Nursing theory

Post # 1: Ashlyn

Wilkinson states that the method for determining defining attributes of a concept begins with a brainstorming technique, where one reviews literature to understand the multiple dimensions of a concept (1997). After literature review, a list of provisional criteria is created based on the topic, which in his case was autonomy. After identifying defining attributes of a concept, cases to support the concept are presented (Wilkinson, 1997). A model case of a concept is a real-life example which includes all the defining attributes- it is considered the purest example of a concept.  A borderline case is when an example only partially reflects the defining attributes of a concept- making it inconsistent with the concept’s full representation (Wilkinson, 1997). 

The patient case presented by Henig is about a woman named Margaret Bentley, who stated early in her life, before she became ill, that she wished to stop eating and drinking if she became completely disabled (2015). Later in her life she developed Alzheimer’s and was placed in a skilled nursing facility. At this facility she would sometimes express what appeared to be the desire to eat and drink, by responding when a spoon was close to her mouth (Henig, 2015). This patient case would be considered borderline because not all of the defining attributes of the concept are reflected. In her altered mental state, Ms. Bentley is inconsistent. This raises an ethical dilemma for the staff taking care of her and her family. The ethical dilemma here is: Do they respect her wishes from before she became ill, or do they respect her current responses to food- even though they may just be an ingrained response? This is called a “then-self/ now-self problem” (Steinbock & Menzel, 2018, p. 76). In a separate article, Menzel compares making the choice to stop eating and drinking to the choice to refuse lifesaving medications 2017. He states that patients that were previously competent and are no longer should be treated the same way as patients that have never been competent (Menzel, 2017). This is a highly debated topic- which “self” do we allow to make the decision? It would be simpler to follow what the patient has previously expressed as their wishes, since it is in writing. However, as a caregiver it would be very hard to refuse someone food and drink. Being an advocate for the person’s wishes is essential to patient care. A study that reviewed the human rights of intellectually disabled citizens in Ireland determined that very low rates of choice making and advocacy were seen in groups of mentally handicapped people (Mccausland, Mccallion, Brennan, & Mccarron, 2018).

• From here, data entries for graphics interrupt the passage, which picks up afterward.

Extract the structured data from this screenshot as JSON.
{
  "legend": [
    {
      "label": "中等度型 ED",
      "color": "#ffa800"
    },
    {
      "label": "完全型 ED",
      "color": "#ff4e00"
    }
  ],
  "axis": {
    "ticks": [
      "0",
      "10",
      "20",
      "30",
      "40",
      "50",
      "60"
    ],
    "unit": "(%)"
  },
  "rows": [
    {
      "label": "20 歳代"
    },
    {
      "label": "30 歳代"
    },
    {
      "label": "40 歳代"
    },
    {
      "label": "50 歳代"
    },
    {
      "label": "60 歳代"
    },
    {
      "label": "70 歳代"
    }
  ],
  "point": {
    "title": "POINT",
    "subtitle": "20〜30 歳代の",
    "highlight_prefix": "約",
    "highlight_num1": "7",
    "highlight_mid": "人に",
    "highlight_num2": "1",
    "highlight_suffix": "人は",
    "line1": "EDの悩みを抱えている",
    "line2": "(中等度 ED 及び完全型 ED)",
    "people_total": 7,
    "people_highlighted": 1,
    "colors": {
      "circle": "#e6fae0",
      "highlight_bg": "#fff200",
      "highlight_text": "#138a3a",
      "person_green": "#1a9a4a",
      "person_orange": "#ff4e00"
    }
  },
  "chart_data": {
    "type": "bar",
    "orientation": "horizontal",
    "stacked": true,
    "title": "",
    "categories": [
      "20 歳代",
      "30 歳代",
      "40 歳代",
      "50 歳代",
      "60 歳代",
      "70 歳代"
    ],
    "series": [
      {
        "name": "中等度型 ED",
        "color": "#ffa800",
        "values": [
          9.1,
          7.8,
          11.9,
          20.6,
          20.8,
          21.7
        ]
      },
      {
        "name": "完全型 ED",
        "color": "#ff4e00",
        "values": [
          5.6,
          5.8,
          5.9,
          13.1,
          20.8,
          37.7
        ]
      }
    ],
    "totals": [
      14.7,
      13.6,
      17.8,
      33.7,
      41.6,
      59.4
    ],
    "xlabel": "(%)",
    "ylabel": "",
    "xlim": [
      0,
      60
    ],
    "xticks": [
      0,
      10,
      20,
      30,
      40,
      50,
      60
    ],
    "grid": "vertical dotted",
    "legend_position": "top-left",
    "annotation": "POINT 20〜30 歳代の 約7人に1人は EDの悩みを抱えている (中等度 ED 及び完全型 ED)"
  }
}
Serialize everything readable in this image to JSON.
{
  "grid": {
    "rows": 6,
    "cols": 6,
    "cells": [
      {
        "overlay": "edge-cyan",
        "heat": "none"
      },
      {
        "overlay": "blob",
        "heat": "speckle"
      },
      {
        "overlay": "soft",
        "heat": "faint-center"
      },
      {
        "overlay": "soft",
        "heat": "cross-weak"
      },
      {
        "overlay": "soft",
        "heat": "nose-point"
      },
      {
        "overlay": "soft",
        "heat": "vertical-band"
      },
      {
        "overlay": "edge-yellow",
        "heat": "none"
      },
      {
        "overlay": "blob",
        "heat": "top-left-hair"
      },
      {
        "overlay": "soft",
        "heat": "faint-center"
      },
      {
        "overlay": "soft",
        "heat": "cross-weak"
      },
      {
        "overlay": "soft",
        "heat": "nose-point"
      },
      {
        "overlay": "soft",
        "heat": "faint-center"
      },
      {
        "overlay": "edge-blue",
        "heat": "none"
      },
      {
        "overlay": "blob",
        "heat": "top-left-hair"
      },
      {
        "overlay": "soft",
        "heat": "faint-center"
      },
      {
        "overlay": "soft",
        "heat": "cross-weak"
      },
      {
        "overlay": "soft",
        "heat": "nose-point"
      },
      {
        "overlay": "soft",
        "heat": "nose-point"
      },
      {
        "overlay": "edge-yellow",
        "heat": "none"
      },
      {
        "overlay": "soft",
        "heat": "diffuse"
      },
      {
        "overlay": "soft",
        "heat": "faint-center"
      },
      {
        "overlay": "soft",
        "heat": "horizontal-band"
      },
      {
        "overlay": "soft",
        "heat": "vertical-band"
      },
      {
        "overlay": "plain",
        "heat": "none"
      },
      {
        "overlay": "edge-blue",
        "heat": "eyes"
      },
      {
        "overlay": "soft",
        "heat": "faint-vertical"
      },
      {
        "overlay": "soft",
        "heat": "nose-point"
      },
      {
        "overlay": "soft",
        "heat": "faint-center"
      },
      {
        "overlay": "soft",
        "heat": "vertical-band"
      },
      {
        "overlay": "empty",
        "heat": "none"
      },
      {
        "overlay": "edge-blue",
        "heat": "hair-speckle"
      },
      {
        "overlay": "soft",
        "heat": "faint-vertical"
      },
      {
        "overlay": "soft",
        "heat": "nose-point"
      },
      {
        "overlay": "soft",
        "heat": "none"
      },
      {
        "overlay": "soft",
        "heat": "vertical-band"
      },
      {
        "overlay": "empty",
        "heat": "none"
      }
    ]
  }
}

In an article by Steinbock and Menzel about aid-in-dying laws, restrictions for advance directives are explained. By law, at the time of the lethal medication (or in Margaret’s case, the cessation of food and drink, the patient must be competent to make medical decisions (2018).  This would make Ms. Bentley’s previously stated wishes invalid. To be relevant in advanced cases where one loses cognitive function, the advance directives must be very specific about what kinds of care should be withheld and when (Steinbock & Menzel, 2018).

In a model case, the patient would not have dementia. She would have stated her wishes in an advanced directive and then become disabled in a way that did not leave her mentally impaired, so that her life ending decisions could be honored in a way that did not bring into question current wishes. Would it be that life were that simple. No matter where one works in healthcare ethical dilemmas like this arise that seem to have no “right” answer, regardless of how you look at it.